Near-Death Experiences: what they tell us about THIS life

Lots of buzz this week about “Heaven Is Real: A Doctor’s Experience with the Afterlife” by Dr. Eben Alexander, in Newsweek. The Harvard Medical School neurosurgeon changed his mind about the afterlife after getting a taste of it during a week-long coma resulting from a bacterial infection of his cortex. Alexander experienced the sense of floating, the light and the glowing darkness, the angel-like guide reassuring him of love—all the hallmarks of many near-death experiences (NDEs). Seeing and hearing, questions and answers all merged into instant sensation and understanding, he reports.

The brain expert’s testimony in support of an afterlife has been very convincing to many, and not at all to many others.

I don’t believe in an afterlife—not, at least, of the kind that is glimpsed in NDE’s. But that controversy overshadows a different question: does Alexander’s experience tell us anything new about our present life; what does it reveal that is normally obscured by our everyday thoughts and activities? Perhaps, for example, something about the course of the disease? Or an insight about how a verbal narrative is assembled after such a wordless vision, or how Alexander’s Christian upbringing manifested itself during what he felt was a transcendent experience.

One passage that interested me was a claim about the universe.

Modern physics tells us that the universe is a unity—that it is undivided. Though we seem to live in a world of separation and difference, physics tells us that beneath the surface, every object and event in the universe is completely woven up with every other object and event. There is no true separation.

Before my experience these ideas were abstractions. Today they are realities. Not only is the universe defined by unity, it is also—I now know—defined by love. The universe as I experienced it in my coma is—I have come see with both shock and joy—the same one that both Einstein and Jesus were speaking of in their (very) different ways.

The idea here is that the unity of things is also a connection of love. Certainly one of the features of a person’s love for another person (or for a deity or cause) is that our customary sense of boundaries fades away. The separation between the self inside and the world outside dwindles. Loving leads to unity.

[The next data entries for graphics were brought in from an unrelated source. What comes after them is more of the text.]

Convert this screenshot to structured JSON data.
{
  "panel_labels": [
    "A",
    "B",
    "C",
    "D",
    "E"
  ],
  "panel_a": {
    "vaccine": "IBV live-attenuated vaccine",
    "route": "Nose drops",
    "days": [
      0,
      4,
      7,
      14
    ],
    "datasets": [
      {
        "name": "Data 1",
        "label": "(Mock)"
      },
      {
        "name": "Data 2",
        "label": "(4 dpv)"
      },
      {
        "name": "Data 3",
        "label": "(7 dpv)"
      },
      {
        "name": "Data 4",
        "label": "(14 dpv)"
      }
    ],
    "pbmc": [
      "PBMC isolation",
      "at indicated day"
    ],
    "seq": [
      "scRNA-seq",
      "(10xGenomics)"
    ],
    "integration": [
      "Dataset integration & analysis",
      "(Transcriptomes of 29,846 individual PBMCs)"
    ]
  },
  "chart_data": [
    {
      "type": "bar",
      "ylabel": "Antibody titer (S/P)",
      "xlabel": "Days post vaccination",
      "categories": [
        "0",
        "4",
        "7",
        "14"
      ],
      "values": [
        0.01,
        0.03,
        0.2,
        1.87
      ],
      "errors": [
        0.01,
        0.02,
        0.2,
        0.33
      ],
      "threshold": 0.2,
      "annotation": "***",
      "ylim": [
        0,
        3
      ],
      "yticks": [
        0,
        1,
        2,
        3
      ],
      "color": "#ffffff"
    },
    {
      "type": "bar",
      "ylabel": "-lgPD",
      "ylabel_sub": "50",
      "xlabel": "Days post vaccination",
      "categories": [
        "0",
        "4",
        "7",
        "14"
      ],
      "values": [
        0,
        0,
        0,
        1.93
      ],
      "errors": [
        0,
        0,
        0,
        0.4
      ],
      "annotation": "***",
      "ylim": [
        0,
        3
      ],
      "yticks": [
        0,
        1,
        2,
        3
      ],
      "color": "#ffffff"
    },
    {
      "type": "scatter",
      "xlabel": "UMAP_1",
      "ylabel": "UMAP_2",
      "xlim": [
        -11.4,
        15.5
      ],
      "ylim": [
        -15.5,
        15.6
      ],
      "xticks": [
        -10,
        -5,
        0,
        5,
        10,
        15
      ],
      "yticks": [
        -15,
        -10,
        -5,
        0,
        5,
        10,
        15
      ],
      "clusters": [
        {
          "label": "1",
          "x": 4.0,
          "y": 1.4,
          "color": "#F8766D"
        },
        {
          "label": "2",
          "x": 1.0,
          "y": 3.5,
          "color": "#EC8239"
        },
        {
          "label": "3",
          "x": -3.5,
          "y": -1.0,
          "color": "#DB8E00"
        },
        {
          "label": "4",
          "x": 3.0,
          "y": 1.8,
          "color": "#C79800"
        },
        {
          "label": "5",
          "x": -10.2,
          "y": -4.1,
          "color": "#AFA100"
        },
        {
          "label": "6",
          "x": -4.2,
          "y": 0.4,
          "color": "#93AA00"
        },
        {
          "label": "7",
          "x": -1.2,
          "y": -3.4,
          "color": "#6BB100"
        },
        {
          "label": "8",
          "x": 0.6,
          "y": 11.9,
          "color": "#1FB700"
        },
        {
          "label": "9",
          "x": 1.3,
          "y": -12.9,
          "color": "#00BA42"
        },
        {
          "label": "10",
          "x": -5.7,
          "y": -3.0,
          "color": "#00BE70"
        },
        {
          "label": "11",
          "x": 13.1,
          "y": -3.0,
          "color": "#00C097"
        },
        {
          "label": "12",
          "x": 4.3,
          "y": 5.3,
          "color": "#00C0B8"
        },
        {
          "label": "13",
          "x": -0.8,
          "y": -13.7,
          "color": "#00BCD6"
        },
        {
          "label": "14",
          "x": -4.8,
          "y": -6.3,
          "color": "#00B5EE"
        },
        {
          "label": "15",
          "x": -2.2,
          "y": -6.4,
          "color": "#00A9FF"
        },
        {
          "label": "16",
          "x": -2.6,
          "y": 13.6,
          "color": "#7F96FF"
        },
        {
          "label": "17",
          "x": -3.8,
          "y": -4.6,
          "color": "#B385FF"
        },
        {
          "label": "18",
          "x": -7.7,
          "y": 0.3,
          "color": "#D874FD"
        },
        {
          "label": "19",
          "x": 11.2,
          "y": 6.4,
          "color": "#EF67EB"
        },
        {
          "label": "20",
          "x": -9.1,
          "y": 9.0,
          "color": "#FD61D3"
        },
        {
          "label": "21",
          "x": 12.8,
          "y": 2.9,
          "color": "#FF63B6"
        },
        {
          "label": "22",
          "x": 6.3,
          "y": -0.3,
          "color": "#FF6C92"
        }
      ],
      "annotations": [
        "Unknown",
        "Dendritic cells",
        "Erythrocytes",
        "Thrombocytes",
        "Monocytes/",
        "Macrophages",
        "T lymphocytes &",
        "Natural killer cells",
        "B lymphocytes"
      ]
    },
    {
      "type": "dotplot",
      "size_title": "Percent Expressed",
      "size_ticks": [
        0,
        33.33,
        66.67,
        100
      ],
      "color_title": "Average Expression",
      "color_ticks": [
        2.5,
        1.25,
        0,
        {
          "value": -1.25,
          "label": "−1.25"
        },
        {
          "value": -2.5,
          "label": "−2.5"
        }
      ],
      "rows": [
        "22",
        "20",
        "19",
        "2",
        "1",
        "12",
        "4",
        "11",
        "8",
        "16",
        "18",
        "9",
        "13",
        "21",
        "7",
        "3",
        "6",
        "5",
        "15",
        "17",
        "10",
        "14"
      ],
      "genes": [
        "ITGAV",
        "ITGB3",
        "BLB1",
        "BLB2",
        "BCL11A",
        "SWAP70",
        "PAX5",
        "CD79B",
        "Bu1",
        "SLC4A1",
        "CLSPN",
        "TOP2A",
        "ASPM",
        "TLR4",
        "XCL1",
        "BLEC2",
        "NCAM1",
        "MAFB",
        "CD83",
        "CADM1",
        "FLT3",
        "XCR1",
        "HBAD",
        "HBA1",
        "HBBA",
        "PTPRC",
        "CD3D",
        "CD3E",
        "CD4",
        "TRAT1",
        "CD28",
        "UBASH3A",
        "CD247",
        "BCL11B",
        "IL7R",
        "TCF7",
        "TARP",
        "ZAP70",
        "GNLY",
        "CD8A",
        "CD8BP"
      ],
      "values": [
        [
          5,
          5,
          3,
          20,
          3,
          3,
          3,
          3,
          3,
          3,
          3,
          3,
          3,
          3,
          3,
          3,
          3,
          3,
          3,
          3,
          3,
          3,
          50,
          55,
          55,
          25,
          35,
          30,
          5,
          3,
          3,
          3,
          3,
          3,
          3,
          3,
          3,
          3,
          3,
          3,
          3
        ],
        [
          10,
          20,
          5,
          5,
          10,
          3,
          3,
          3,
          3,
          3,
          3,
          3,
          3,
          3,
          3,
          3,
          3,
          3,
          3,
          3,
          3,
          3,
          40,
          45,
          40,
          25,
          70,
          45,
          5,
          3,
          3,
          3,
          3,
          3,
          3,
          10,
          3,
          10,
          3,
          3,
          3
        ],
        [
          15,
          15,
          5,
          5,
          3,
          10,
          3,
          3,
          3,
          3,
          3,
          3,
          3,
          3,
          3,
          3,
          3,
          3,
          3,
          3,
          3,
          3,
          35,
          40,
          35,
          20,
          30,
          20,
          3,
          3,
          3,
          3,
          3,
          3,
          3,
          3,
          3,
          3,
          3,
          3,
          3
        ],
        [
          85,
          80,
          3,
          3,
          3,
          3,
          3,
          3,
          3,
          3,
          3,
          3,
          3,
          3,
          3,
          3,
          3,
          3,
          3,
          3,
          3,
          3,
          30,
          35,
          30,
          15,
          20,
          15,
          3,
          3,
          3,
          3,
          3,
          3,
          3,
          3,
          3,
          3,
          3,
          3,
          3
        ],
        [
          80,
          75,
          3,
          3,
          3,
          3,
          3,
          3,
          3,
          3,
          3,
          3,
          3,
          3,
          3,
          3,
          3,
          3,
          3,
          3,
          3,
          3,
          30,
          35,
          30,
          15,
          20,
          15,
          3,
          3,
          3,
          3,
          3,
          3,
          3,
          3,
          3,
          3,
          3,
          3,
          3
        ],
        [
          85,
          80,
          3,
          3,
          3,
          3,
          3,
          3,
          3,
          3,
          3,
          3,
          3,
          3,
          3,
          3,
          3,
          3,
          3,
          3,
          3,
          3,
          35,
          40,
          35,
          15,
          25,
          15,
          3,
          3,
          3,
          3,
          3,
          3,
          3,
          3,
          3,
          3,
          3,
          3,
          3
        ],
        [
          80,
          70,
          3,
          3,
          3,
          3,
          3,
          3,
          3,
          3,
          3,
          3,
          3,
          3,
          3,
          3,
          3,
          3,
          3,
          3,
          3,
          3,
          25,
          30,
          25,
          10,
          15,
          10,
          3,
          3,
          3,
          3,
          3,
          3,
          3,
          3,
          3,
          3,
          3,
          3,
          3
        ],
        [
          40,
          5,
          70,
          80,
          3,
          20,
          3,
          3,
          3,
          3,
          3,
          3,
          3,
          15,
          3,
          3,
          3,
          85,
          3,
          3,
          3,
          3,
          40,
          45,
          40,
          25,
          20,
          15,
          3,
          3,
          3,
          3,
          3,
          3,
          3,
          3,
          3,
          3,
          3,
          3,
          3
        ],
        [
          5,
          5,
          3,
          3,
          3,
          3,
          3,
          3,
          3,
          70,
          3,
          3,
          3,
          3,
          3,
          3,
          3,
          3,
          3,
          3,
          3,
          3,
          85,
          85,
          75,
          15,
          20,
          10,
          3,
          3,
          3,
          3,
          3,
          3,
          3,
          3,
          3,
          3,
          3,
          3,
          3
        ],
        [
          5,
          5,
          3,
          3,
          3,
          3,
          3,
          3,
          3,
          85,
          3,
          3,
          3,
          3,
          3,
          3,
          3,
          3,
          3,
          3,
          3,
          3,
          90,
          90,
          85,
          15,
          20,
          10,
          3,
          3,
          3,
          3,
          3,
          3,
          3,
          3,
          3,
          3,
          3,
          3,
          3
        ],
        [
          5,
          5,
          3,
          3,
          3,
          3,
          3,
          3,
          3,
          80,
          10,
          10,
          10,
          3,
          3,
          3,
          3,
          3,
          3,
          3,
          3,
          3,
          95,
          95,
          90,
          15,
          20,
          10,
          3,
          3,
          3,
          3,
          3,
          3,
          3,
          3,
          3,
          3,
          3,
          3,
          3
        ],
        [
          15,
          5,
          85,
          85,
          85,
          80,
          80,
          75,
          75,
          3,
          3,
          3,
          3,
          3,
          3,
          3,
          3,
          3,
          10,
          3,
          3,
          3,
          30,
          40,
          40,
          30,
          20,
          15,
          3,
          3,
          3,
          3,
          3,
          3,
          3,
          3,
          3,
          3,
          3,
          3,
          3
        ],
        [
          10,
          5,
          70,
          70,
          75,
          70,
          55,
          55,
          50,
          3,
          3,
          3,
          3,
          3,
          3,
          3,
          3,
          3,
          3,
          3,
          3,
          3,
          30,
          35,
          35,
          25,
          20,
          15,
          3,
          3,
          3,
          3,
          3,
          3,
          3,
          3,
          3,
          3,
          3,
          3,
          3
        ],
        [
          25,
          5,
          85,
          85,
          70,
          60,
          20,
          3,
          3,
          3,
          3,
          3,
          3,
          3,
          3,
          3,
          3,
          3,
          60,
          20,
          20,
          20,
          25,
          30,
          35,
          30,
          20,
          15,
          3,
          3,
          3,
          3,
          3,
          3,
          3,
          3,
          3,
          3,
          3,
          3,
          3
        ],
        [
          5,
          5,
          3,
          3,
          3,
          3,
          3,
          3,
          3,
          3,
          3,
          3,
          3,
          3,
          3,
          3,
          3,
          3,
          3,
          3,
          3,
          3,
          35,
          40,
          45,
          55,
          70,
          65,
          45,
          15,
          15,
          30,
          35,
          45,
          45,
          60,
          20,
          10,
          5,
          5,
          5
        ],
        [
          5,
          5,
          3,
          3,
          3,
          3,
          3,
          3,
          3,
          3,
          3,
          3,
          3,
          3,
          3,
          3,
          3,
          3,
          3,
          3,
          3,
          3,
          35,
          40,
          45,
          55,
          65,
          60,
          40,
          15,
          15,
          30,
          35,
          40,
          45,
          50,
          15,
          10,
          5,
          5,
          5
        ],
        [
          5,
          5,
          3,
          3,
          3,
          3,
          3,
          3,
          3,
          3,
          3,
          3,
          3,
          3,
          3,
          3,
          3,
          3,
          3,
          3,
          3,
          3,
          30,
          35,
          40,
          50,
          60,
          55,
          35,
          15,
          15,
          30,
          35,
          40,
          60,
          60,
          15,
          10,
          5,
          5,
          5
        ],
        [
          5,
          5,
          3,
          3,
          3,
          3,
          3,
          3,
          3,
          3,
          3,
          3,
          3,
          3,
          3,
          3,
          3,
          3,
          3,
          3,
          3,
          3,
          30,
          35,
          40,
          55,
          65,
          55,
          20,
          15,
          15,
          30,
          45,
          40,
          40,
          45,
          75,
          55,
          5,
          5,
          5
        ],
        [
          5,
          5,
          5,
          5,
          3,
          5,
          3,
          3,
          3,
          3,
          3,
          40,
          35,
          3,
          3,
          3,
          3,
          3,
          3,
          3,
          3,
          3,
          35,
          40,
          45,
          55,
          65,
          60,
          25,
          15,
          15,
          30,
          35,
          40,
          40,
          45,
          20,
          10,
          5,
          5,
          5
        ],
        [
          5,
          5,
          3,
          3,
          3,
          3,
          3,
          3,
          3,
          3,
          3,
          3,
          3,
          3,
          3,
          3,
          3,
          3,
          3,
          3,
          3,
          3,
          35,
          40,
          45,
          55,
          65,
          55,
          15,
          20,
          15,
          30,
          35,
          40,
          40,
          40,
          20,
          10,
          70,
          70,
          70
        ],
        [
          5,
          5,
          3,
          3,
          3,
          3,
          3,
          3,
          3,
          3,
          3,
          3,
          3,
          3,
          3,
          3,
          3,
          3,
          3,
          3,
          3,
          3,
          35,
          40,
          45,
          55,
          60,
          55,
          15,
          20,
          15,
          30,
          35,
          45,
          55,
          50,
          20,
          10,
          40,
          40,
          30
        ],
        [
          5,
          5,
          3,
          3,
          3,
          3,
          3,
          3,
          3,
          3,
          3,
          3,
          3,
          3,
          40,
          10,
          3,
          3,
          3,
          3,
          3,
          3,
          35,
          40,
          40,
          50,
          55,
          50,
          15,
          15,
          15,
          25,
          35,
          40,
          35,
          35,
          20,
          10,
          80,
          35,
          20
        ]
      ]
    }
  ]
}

But does unity lead to love? Is a feeling of harmony and commonality with other people or with nature conducive to the emotion we call love? It seems to have been so for Alexander. Perhaps with his cortex put aside, older parts of his brain registered a basic level of being alive with light, motion, and warm emotion and without separation and danger. Such a unity would indeed be loving.

We can read any text in a mood to doubt or to believe.  Sometime it’s good to try both.